Figure 1 illustrates efficiency scores and the possible decrease in expenditure that a commissioner could achieve without affecting outcomes in a particular clinical area. A and B represent efficient commissioners who would reduce health outcomes if they spent less; C and D represent inefficient commissioners who could reorganise their production of health to achieve the same outcomes with lower expenditure, that is without incurring opportunity costs. The expenditure reduction by commissioner D (∆*) would improve efficiency without affecting health outcomes. The ratio of ∆* to Ω** shows the proportion of current expenditure that could be reduced without affecting outcomes.
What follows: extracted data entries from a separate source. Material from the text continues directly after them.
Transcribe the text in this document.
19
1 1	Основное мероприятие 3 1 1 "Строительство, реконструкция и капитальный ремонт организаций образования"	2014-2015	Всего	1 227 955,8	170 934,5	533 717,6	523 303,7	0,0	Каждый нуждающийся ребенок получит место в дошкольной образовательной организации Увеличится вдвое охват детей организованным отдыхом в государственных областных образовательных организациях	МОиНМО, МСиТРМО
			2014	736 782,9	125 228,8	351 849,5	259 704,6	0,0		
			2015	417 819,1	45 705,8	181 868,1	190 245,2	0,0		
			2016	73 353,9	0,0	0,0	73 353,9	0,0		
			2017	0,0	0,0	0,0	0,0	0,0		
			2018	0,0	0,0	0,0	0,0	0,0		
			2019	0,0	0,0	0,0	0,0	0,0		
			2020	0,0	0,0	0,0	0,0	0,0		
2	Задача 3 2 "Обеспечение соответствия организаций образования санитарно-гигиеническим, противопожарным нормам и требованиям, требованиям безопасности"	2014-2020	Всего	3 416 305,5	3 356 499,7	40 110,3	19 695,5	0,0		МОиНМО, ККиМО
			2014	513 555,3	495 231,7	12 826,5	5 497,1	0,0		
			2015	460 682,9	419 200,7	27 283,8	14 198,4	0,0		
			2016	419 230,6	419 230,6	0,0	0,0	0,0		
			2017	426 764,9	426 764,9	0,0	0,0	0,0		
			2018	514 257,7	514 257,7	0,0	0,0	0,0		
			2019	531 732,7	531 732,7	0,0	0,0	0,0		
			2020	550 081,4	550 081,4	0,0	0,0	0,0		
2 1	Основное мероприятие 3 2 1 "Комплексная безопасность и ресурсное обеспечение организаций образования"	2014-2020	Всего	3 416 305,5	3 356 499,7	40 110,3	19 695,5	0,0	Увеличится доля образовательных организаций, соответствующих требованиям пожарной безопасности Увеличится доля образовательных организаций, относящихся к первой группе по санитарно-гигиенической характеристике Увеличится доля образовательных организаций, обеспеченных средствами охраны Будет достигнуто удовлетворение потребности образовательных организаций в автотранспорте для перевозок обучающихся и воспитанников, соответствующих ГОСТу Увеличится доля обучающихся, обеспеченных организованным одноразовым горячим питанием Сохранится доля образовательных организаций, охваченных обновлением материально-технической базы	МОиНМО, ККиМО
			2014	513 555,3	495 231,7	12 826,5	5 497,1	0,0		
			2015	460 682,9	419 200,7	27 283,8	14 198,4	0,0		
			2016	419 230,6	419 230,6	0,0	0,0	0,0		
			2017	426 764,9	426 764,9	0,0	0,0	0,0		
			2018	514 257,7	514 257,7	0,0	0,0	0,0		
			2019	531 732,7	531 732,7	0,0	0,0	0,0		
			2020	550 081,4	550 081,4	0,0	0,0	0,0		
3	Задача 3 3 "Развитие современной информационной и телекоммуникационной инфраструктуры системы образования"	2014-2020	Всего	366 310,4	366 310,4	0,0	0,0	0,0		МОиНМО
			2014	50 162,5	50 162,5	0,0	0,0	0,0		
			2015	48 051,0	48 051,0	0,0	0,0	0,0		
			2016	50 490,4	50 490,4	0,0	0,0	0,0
If there are economies of scale in health production, then the size of the unit will influence efficiency. If present, this needs to be adjusted for, in order to focus on technical efficiency and inefficiency. We used Simar and Wilson's returns-to-scale test for input-oriented DEA to guide the choice of model, which tests a constant returns to scale (CRS) assumption against the alternative of variable returns to scale (VRS), using the ratio of means [21] and the mean of ratios less one [22]. The Kruskal–Wallis rank test examined frontier shifts between CRS and VRS.

DEA efficiency scores are sensitive to outliers. The Bogetoft and Otto test [23] was applied to identify outliers. Commissioners with a test statistic below 0.975 were considered outliers and excluded from the estimation.
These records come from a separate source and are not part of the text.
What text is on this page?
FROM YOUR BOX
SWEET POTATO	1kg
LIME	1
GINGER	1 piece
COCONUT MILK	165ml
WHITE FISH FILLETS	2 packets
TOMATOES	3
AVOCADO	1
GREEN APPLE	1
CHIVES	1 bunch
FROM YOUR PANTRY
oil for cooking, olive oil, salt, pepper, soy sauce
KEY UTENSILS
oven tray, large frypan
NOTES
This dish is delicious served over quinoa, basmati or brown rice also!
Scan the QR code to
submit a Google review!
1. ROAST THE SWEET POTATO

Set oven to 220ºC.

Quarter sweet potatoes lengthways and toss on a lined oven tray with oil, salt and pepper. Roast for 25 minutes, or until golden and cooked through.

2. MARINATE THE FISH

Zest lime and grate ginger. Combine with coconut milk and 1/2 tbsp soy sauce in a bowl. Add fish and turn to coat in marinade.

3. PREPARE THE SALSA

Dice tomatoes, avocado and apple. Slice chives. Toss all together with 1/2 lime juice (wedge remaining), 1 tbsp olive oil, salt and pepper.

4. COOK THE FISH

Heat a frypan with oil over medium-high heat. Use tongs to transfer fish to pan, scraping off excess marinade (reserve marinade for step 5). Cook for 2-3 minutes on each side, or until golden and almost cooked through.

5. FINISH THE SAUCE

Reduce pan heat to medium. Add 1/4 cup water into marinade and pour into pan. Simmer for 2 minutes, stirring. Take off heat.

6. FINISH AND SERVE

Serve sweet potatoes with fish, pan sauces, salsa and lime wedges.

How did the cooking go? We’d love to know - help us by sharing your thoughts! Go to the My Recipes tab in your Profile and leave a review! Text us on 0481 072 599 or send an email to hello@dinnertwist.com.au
As noted above, DEA may include environmental variables (EVs), which are exogenous factors that impact outputs (health outcomes) but are not under the control of the commissioners. Commonly used methods to consider EVs in DEA have two problems: prior assumptions about the direction of the effects are needed and estimated efficiency scores cannot be directly linked to the efficiency frontier. We avoid these following the Fried et al. three-stage procedure [24]. First, DEA is applied to health outcomes and inputs only, to identify outliers and obtain initial measures of commissioners’ performance. Secondly, stochastic frontier analysis (SFA) [20] is used to regress first stage performance measures against selected EVs. This provides, for each input, a three-way decomposition of performance variation into that attributable to EV effects, inefficiency and statistical noise. Thirdly, inputs are adjusted to account for the impact of the EVs effects and the statistical noise uncovered in the second stage, and DEA is used to re-evaluate commissioners’ efficiency.

We apply three exclusion criteria for outcome variables: more than 20% of data missing; intermediate rather than final outcome; and the outcome is less important for the estimation of the efficiency scores, according to a Kolmogorov–Smirnov test, than a second outcome with which it is highly correlated (R > = 0.5).

### Comparing DEA and QR

DEA and QR explore health system efficiency from different perspectives. QR estimates parametrically the mortality elasticity assuming an underlying production function, while DEA estimates non-parametric efficiency scores for all units at or outside the production function. We used two comparison methods to assess the consistency of QR and DEA findings and what they tell us in combination about the efficiency of expenditure at the margin: Spearman rank correlation to represent the sign of the pairwise correlation between the efficiency score and the absolute value of the mortality elasticity; and a t-test comparing the mean mortality elasticities between efficient and inefficient commissioners.